Cette année 2020, marquée par la pandémie de Covid-19 et les périodes de confinement qu’elle a imposées, restera source d’enseignements, pour peu que nous abandonnions l’idée illusoire et néfaste de revenir le plus vite possible « au monde d’avant ».
Le titre de notre dossier, emprunté à Albert Camus1, résume parfaitement notre conviction : ce qu’ont enduré en particulier les personnes et familles les plus pauvres tout au long de cette année est un fléau, qui vient alourdir les conditions de vie indignes dans lesquelles elles sont reléguées, parfois depuis des générations. Le confinement s’est révélé un miroir grossissant de ce qui existait déjà et de l’absence de mesures à long terme qui auraient dû être prises bien avant2.
Les équipes d’ATD Quart Monde, sur tous les continents3, ont constaté ces aggravations : baisse des ressources financières, stigmatisation accrue, accès aux biens de première nécessité rendu encore plus aléatoire (eau, assainissement, nourriture), difficultés d’accès à l’éducation, à la culture, aux réseaux sociaux, aux soins de santé, etc. Et, peut-être pire que tout le reste : le sentiment d’être transparents, abandonnés, d’être considérés comme quantités négligeables dans les mesures décidées en urgence par les autorités.
« S’associer entre nous, c’est notre assurance », disent les familles de Tanzanie. « Si le Covid-19 marquera à jamais l’année 2020, la solidarité humaine n’en fera pas moins », assure G. Haddad depuis Beyrouth. Car tels sont la réponse et l’espoir des plus pauvres : se tenir les coudes et se faire entendre pour que leurs souffrances deviennent — enfin — expertises pour l’avenir, et références dans la lutte contre toute exclusion. « Comment pouvons-nous faire pour que les autorités nous écoutent ? Il nous faut penser à ce qui permettra que personne ne soit laissé de côté au moment où le gouvernement sera prêt à nous aider […] Nous devons nous faire entendre » (Margarita, en Bolivie). « Il sera important d’évaluer ce qu’a été le réel souci des politiques publiques à l’égard des personnes en situation de précarité sociale » constatent de leur côté E. Hirsch et A-C. Clause-Verdreau4.

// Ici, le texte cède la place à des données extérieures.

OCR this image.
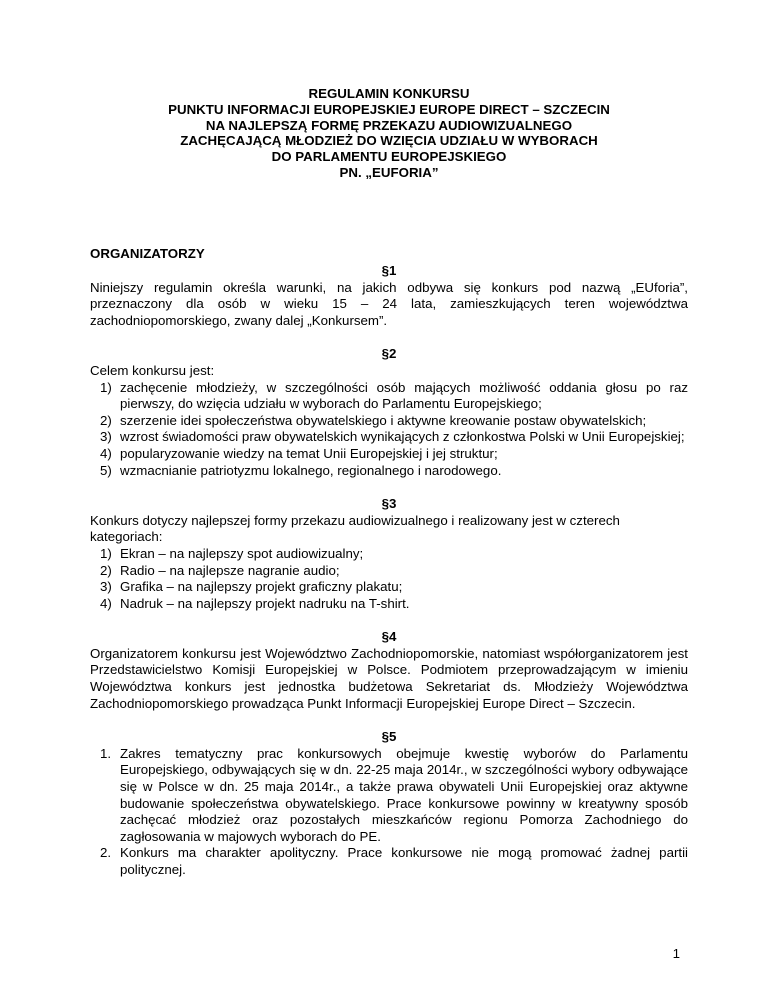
REGULAMIN KONKURSU
PUNKTU INFORMACJI EUROPEJSKIEJ EUROPE DIRECT – SZCZECIN
NA NAJLEPSZĄ FORMĘ PRZEKAZU AUDIOWIZUALNEGO
ZACHĘCAJĄCĄ MŁODZIEŻ DO WZIĘCIA UDZIAŁU W WYBORACH
DO PARLAMENTU EUROPEJSKIEGO
PN. „EUFORIA”

ORGANIZATORZY

§1

Niniejszy regulamin określa warunki, na jakich odbywa się konkurs pod nazwą „EUforia”, przeznaczony dla osób w wieku 15 – 24 lata, zamieszkujących teren województwa zachodniopomorskiego, zwany dalej „Konkursem”.

§2

Celem konkursu jest:

1) zachęcenie młodzieży, w szczególności osób mających możliwość oddania głosu po raz pierwszy, do wzięcia udziału w wyborach do Parlamentu Europejskiego;
2) szerzenie idei społeczeństwa obywatelskiego i aktywne kreowanie postaw obywatelskich;
3) wzrost świadomości praw obywatelskich wynikających z członkostwa Polski w Unii Europejskiej;
4) popularyzowanie wiedzy na temat Unii Europejskiej i jej struktur;
5) wzmacnianie patriotyzmu lokalnego, regionalnego i narodowego.

§3

Konkurs dotyczy najlepszej formy przekazu audiowizualnego i realizowany jest w czterech kategoriach:

1) Ekran – na najlepszy spot audiowizualny;
2) Radio – na najlepsze nagranie audio;
3) Grafika – na najlepszy projekt graficzny plakatu;
4) Nadruk – na najlepszy projekt nadruku na T-shirt.

§4

Organizatorem konkursu jest Województwo Zachodniopomorskie, natomiast współorganizatorem jest Przedstawicielstwo Komisji Europejskiej w Polsce. Podmiotem przeprowadzającym w imieniu Województwa konkurs jest jednostka budżetowa Sekretariat ds. Młodzieży Województwa Zachodniopomorskiego prowadząca Punkt Informacji Europejskiej Europe Direct – Szczecin.

§5

1. Zakres tematyczny prac konkursowych obejmuje kwestię wyborów do Parlamentu Europejskiego, odbywających się w dn. 22-25 maja 2014r., w szczególności wybory odbywające się w Polsce w dn. 25 maja 2014r., a także prawa obywateli Unii Europejskiej oraz aktywne budowanie społeczeństwa obywatelskiego. Prace konkursowe powinny w kreatywny sposób zachęcać młodzież oraz pozostałych mieszkańców regionu Pomorza Zachodniego do zagłosowania w majowych wyborach do PE.
2. Konkurs ma charakter apolityczny. Prace konkursowe nie mogą promować żadnej partii politycznej.
1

L’état des lieux de la planète dressé par l’économiste G. Giraud5, en vue d’éclairer ce que devrait être un plan de relance verte efficace, est d’une gravité inédite. Et les défis pour élaborer un horizon novateur, colossaux. Sur cet énorme chantier, les citoyens les plus pauvres doivent être considérés comme partenaires et sources d’initiatives6.